Pillai told IPS that his party was not opposed to modern agricultural biotechnology, but wanted public-sector involvement because “right now the main driving force behind GM crops seems to be the profit motive, which may bypass such burning issues as food security, malnutrition, poverty alleviation and unemployment.”
Pillai said it was especially important to have government oversight in the case of GM food crops to dispel fears that the private sector was ignoring concerns around public safety.
The court-appointed committee has called for specifically designated and certified field trial sites, adequate preliminary testing and the creation of an independent panel of scientists to evaluate biosafety data on each GM crop in the pipeline.
Suman Sahai who leads Gene Campaign, a Delhi-based NGO, said the report has brought home the fact that the “existing regulatory system for introducing GM crops into the country was hugely compromised.”
Sahai told IPS that the regulatory authorities had, for example, ignored the interests of organic farmers who stand to be ruined if their crops are contaminated by GM crops, several of which are currently under development in India.

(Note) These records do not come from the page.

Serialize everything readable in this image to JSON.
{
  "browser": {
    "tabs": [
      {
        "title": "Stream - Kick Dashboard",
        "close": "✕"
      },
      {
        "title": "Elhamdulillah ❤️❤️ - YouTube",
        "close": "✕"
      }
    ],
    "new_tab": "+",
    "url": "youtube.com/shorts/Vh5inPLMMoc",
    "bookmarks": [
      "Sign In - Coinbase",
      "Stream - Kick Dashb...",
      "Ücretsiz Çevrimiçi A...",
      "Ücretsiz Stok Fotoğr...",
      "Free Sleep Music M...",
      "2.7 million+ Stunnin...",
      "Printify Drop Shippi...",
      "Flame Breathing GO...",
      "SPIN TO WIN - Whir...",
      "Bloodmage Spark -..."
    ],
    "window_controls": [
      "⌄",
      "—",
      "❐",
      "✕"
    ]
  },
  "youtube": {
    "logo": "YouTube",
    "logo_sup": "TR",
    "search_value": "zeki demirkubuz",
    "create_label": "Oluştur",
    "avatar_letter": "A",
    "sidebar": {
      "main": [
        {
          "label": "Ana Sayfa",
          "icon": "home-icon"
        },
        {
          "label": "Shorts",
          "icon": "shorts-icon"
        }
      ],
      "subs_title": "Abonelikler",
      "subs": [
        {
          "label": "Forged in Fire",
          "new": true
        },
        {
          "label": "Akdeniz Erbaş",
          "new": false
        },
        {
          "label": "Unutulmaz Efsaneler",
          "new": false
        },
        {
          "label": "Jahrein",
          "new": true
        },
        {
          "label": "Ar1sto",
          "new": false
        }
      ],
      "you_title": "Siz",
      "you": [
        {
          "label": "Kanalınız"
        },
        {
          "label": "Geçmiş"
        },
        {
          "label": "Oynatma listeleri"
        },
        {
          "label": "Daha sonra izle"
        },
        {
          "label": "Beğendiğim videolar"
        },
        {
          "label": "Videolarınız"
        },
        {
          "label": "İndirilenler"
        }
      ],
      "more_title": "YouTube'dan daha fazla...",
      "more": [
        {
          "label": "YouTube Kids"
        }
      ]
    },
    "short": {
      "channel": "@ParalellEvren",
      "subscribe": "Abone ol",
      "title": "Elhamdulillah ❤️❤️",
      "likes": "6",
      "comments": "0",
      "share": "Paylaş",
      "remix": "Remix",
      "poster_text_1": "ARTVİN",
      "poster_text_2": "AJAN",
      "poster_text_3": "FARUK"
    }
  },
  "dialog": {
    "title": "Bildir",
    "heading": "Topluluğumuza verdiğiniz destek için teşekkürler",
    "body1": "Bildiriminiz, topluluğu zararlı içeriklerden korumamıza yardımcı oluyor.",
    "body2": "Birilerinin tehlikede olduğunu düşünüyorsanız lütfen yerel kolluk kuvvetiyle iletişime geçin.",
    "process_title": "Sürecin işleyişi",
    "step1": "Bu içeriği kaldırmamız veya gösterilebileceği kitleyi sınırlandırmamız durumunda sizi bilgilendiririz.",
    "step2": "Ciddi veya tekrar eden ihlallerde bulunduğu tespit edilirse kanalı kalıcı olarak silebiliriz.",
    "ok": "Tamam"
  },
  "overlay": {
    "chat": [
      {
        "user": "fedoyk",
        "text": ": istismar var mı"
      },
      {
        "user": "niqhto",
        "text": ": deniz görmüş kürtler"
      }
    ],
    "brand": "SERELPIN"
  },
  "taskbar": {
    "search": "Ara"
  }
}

Based on India being a signatory to the Cartagena Protocol that recognises biodiversity as a long-term resource, the committee recommended a complete ban on field trials of crops for which India is a centre of origin or diversity, “as transgenics can contaminate and adversely affect biodiversity.”
“For the first time, there is potential legal backing to recommendations that other inquiries have thrown up, including those made by the parliamentary standing committee,” Kuruganti said.
“There is now a chance for monitoring to become a reality rather than just an existence on paper,” she said. “This will also make the deployment of technology into a credible, confidence-inspiring process – that is, once the Supreme Court accepts the recommendations of its committee and passes suitable orders.”